When and how did you first become interested and involved in 3D printing?
“I've known about 3D printing for a pretty long time now. It was available during my time at Pratt Institute, but I never really utilized it. I didn't fully understand it and was actually quite terrified of it so I was hesitant to touch a machine. 3D printing seemed so intimidating at the time – it's funny looking back now. It wasn't until my partner, Manny, purchased a first generation PrintrBot that I started to open up to the idea of it. Around the time we started Tangent, we realized we would be needing rapid prototyping and bought an XYZ Da Vinci. A few months later, we upgraded to a MakerGear (after the Da Vinci stopped working). After messing around with 3D printing, I realized it wasn't as terrifying as I thought and actually pretty simple to pick up.”
What inspired you to begin Makelab?
“With Tangent Design firm in place, it was an organic business move that made sense for us to improve workflow efficiency and also cut costs by bringing 3D printing in-house.
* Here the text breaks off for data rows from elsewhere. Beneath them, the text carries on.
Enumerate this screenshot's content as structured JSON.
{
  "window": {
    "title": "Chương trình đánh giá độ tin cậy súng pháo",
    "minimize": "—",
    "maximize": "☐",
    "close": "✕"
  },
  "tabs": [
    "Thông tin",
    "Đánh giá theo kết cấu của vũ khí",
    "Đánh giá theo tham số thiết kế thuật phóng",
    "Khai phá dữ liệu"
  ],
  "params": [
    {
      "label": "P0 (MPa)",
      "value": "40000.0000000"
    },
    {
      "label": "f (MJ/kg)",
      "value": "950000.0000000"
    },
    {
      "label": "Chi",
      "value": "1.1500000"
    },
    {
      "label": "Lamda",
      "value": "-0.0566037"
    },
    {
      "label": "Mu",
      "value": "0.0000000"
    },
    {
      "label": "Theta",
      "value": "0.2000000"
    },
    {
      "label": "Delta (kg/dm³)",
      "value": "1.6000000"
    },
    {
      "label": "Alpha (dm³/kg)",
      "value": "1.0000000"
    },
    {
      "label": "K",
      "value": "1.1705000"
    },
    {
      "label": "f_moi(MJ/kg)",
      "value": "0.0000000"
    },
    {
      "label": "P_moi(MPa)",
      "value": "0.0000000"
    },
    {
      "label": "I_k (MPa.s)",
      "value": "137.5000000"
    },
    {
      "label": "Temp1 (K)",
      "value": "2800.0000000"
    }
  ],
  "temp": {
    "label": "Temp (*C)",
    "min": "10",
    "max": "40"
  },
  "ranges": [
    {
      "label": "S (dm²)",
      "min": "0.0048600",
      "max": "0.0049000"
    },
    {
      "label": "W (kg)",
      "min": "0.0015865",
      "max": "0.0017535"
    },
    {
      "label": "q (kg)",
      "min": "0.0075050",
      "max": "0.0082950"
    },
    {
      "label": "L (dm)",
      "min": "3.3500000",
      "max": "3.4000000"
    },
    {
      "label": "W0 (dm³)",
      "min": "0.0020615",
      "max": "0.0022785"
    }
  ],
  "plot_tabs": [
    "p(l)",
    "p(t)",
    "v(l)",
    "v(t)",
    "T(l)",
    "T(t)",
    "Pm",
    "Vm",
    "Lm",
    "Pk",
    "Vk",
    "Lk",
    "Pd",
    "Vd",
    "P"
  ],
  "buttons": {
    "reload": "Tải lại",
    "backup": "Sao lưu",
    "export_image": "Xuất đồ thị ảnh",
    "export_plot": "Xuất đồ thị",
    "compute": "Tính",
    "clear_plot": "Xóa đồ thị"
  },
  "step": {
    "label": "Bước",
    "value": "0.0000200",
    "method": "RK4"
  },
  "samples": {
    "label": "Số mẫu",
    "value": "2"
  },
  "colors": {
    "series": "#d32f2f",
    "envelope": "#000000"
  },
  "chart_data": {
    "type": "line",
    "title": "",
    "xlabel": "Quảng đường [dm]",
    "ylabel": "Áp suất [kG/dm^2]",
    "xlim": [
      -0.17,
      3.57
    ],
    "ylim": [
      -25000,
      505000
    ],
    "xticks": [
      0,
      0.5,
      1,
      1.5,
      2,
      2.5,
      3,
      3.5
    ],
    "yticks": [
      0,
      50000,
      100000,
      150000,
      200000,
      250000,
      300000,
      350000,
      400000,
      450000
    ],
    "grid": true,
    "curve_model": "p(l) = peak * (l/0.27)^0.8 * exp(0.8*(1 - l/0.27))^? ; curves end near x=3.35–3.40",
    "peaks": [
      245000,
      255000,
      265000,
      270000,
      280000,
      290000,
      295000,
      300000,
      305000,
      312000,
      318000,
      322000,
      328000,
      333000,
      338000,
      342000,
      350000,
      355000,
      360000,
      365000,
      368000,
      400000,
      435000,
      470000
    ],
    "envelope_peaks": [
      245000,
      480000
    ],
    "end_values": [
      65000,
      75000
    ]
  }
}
While still 2 separate companies, it is tremendously easier to prototype having all the software resources and a well-rounded team to execute our designs.”
What are some of the challenges of owning two businesses?
“The startup world is infamous for it's ‘hustle and grind’. Multiply that by two and it can be nuts. I've definitely had to step up my time management and organize my life a bit more. I use a variety of tools to keep up with my own life and maintain these businesses. Staying on top of tight operations for one company is difficult enough before adding in the complexities of switching gears from one company to another. Both Tangent and Makelab have extremely different systems, processes, sequences, and challenges. It's something I'm still conquering now. I spend an hour or two a day just recording the day's happenings so I don't have to try to keep everything in my head. Then begin every morning with a review. I've embraced Evernote which has become my personal assistant.”